Adolf deed zijn colbert uit en hing die over één van de drie stoelen aan de eettafel. ‘Ik ben er weer,’ zei hij.
Zijn vader klopte de houtvezels van zijn handen, haalde zijn neus luidruchtig op en zei: ‘Je bent er weer’.
‘Ik was twee jaar weg,’ zei Adolf. ‘Ruim.’
‘Twee jaar,’ zei zijn vader. ‘Ruim. Je hebt geluk. We eten vanavond wullewuppen.’ Adolf knikte, liep naar de kachel en nam de bijl van de schouw. ‘Met kip?’
‘Met kip,’ zei zijn vader.
Adolf glimlachte. ‘Ik zal de kip slachten.’ Hij verbeterde zich snel. ‘Oogsten, ik zal de kip oogsten.’ Met de bijl in zijn hand keek hij de kamer rond, op zoek naar verandering. Hij keek zijn moeder aan. ‘Hoe is het hier?’
‘Alles is zoals het was,’ zei ze. ‘Bijna alles,’ corrigeerde zijn vader haar. ‘Malle Mari mag niet meer piemelen met meisjes. Ze werken liever op het land dan dat ze moeten piemelen.’

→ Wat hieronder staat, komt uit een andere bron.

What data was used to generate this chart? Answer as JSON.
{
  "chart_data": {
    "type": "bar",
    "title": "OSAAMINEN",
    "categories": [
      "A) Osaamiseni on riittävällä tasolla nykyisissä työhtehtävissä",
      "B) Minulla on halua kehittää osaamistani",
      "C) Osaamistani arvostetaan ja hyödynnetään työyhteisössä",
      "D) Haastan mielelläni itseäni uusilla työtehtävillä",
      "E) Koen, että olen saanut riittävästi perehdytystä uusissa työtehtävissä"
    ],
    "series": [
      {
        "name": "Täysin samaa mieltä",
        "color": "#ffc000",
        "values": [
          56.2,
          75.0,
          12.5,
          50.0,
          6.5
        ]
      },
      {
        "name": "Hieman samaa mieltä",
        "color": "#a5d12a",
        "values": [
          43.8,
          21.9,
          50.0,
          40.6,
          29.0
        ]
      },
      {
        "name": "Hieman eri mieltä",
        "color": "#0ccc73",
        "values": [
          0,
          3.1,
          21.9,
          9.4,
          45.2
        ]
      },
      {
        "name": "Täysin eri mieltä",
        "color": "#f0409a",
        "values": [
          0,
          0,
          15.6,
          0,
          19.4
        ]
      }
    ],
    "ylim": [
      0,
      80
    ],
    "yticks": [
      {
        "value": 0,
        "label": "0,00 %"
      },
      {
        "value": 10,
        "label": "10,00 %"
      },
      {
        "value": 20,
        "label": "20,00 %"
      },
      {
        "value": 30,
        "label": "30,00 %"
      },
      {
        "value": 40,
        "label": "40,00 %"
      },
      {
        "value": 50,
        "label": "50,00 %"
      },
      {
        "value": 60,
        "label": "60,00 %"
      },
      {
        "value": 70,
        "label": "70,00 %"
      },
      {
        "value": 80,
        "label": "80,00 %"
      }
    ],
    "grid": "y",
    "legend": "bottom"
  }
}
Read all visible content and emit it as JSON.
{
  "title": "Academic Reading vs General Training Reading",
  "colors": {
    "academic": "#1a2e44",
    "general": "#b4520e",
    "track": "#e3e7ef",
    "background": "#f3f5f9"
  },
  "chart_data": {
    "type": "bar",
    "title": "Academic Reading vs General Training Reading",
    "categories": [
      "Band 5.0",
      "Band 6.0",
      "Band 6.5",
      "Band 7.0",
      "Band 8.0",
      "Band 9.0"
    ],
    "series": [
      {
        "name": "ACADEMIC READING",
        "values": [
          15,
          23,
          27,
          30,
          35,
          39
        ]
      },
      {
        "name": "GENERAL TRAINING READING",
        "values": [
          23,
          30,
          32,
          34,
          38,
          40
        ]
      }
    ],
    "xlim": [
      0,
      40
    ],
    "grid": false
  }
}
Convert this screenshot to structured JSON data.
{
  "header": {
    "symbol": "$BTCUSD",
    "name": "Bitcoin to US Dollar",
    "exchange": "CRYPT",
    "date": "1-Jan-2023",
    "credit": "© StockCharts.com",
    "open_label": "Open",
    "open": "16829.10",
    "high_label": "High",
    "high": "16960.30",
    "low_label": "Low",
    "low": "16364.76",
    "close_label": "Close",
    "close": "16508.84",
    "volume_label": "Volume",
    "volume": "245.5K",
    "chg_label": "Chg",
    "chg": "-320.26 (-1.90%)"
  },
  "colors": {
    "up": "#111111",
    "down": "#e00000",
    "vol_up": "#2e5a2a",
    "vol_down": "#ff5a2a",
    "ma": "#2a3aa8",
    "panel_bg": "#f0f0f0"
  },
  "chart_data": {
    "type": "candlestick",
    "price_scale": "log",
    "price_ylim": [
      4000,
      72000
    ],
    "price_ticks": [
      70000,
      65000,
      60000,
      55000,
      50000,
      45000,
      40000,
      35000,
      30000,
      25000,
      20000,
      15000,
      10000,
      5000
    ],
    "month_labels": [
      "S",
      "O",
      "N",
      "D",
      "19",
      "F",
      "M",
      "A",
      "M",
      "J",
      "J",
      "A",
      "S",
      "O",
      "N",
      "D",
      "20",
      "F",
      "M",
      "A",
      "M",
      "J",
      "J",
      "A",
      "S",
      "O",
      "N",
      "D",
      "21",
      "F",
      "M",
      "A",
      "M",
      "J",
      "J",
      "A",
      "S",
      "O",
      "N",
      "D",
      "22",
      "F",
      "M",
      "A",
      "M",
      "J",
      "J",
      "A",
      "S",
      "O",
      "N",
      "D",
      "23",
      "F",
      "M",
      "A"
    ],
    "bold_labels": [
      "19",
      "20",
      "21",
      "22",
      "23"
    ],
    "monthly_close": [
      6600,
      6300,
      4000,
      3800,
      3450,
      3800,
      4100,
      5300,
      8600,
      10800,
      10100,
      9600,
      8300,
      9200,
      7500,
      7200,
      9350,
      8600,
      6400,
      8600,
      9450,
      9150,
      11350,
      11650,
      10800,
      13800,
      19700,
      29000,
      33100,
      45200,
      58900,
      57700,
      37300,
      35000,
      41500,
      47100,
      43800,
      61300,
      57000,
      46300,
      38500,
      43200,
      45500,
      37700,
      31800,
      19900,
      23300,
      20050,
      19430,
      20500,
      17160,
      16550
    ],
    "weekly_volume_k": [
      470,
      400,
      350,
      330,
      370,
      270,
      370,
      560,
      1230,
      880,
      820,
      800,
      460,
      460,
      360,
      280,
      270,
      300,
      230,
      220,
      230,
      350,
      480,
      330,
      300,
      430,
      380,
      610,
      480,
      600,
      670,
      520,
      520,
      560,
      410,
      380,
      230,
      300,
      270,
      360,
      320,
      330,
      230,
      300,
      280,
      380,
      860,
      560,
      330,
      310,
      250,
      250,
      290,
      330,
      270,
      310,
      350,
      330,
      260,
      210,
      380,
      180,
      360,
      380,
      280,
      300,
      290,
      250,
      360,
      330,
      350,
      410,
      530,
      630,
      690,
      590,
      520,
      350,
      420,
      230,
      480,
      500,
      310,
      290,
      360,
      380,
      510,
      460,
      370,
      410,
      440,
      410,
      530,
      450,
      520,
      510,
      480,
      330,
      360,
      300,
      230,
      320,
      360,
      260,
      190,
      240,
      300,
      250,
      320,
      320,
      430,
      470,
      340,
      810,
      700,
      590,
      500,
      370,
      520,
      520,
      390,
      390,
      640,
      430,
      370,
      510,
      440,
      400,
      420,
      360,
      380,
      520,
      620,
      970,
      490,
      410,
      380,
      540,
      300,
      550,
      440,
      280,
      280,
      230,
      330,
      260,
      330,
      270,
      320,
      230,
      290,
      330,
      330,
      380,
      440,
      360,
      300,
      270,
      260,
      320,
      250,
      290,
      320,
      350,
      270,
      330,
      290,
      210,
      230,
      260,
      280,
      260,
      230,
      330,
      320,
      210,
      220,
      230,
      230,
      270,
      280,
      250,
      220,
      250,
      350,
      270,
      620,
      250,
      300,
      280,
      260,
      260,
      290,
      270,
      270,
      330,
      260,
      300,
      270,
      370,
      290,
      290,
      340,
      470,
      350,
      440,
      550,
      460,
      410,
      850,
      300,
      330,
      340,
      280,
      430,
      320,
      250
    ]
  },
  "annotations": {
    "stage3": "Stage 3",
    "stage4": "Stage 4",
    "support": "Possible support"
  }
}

‘De meisjes zeuren,’ zei zijn moeder. ‘Ik haatte het land toen ik jong was. Liever piemelen.’ Ze zuchtte. ‘Wilden ze in de stad piemelen, met je raarmond? Of had je toen je snor nog?’ Het drong pas tot haar door terwijl ze het zei. ‘Je hebt hem niet meer! Je snor is weg. En dat niet alleen… Wat is er gebeurd jongen?’
Hij zuchtte, sloot even zijn ogen en keek toen zijn moeder aan. ‘Het is een lang verhaal. Het liep anders dan de bedoeling was.’